In Japan and Russia, IQOS has proven popular, while adoption has been slower in Canada and the United Kingdom. It is unknown how US consumers will respond to IQOS.
Source: CNBC, 4 October 2019
USA: Report says that flavoured e-cigarette use among young people has increased, while use of flavoured hookah and smokeless tobacco has decreased
Flavoured e-cigarette use among young people in the United States increased from 2014 to 2018, according to a new report from the US Centers for Disease Control and Prevention (CDC) and the US Food and Drug Administration (FDA). The report, released on Thursday 4th October, said current use of flavoured e-cigarettes — defined as use in the past 30 days — had increased among high school students since 2014 and among middle school students since 2015.

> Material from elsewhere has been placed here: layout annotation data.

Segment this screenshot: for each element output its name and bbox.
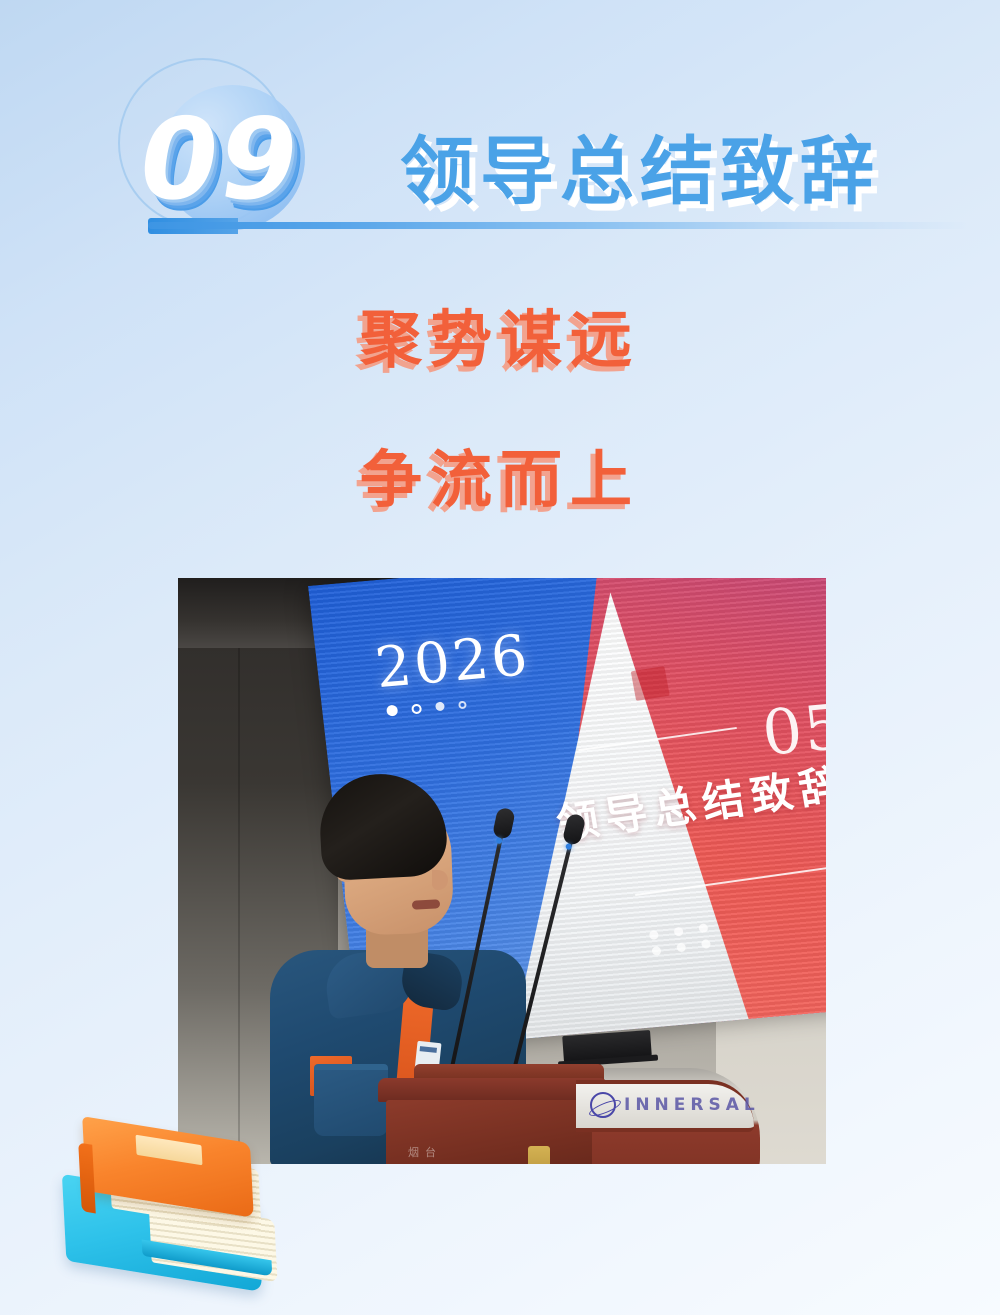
podium-name-plate: INNERSAL [576, 1080, 754, 1132]
podium: 烟台 INNERSAL [378, 1078, 728, 1164]
podium-front-panel: 烟台 [386, 1100, 592, 1164]
section-number: 09 [131, 104, 309, 216]
speaker-pocket [314, 1064, 388, 1136]
podium-brand-text: INNERSAL [624, 1095, 760, 1115]
screen-stamp-graphic [631, 666, 670, 701]
event-photo: 2026 05 领导总结致辞 [178, 578, 826, 1164]
speaker-mouth [412, 899, 440, 909]
poster-page: 09 领导总结致辞 聚势谋远 争流而上 2026 05 领导总结致辞 [0, 0, 1000, 1315]
wall-seam [238, 578, 240, 1164]
slogan-line-2: 争流而上 [0, 445, 1000, 515]
laptop-on-podium [562, 1030, 652, 1062]
podium-gold-pillar [528, 1146, 550, 1164]
slogan-line-1: 聚势谋远 [0, 305, 1000, 375]
page-title: 领导总结致辞 [400, 130, 880, 214]
stacked-books-icon [58, 1118, 308, 1308]
screen-year-text: 2026 [372, 623, 533, 701]
company-logo-icon [590, 1092, 616, 1118]
speaker-hair [317, 771, 448, 881]
section-number-text: 09 [131, 104, 309, 216]
poster-header: 09 领导总结致辞 [0, 0, 1000, 270]
podium-front-text: 烟台 [408, 1144, 442, 1160]
podium-top [378, 1078, 608, 1102]
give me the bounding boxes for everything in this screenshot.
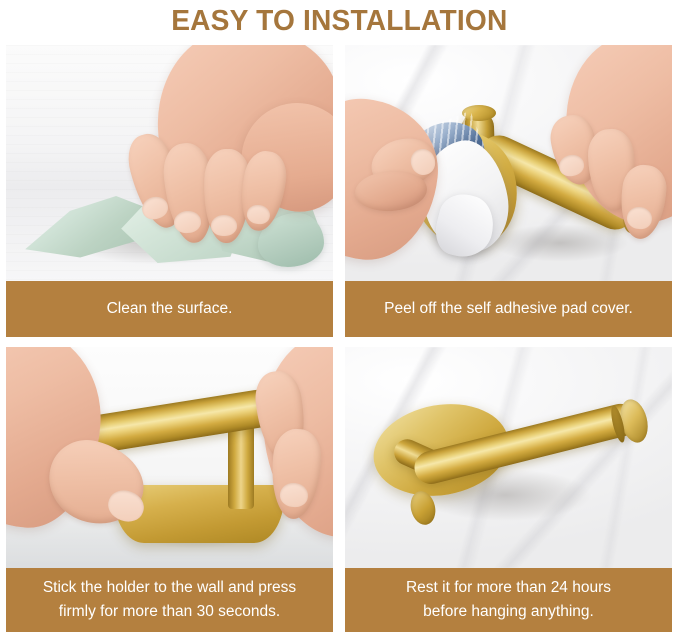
step-3-caption: Stick the holder to the wall and press f…: [6, 568, 333, 632]
step-card-4: Rest it for more than 24 hours before ha…: [345, 347, 672, 632]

The analysis, based on data from the National Youth Tobacco Survey, found that use of flavoured hookah pipe tobacco among middle and high school students declined from 2014 to 2018. The use of flavoured smokeless tobacco, cigars, pipe tobacco and menthol cigarettes decreased among high school students during that time, the report said.
Source: CNN, 3 October 2019
Links of the week
ASH Health Inequalities Toolkit
ASH has produced a set of materials to help reduce smoking-related health inequalities. The pack is designed as a set of pragmatic tools, setting out the problems and solutions, to support the case for targeted tobacco control work with groups with high smoking prevalence.
This includes the Ready Reckoner, an easy-to-use cost calculator, which allows you to see the costs of smoking to society at national, regional, local authority and ward levels.
Study: Smoking reduction interventions for smoking cessation
A new Cochrane review looks at whether cutting down smoking before quitting helps people to stop smoking, and the best ways that people can cut down to help them stop completely. The review found moderate-certainty evidence that cutting down before quitting may result in similar quit rates to quitting all at once, which suggests that cutting down to quit may be a helpful approach. There is also moderate-certainty evidence that using varenicline or fast-acting NRT (e.g. gum) helps people cut down to quit.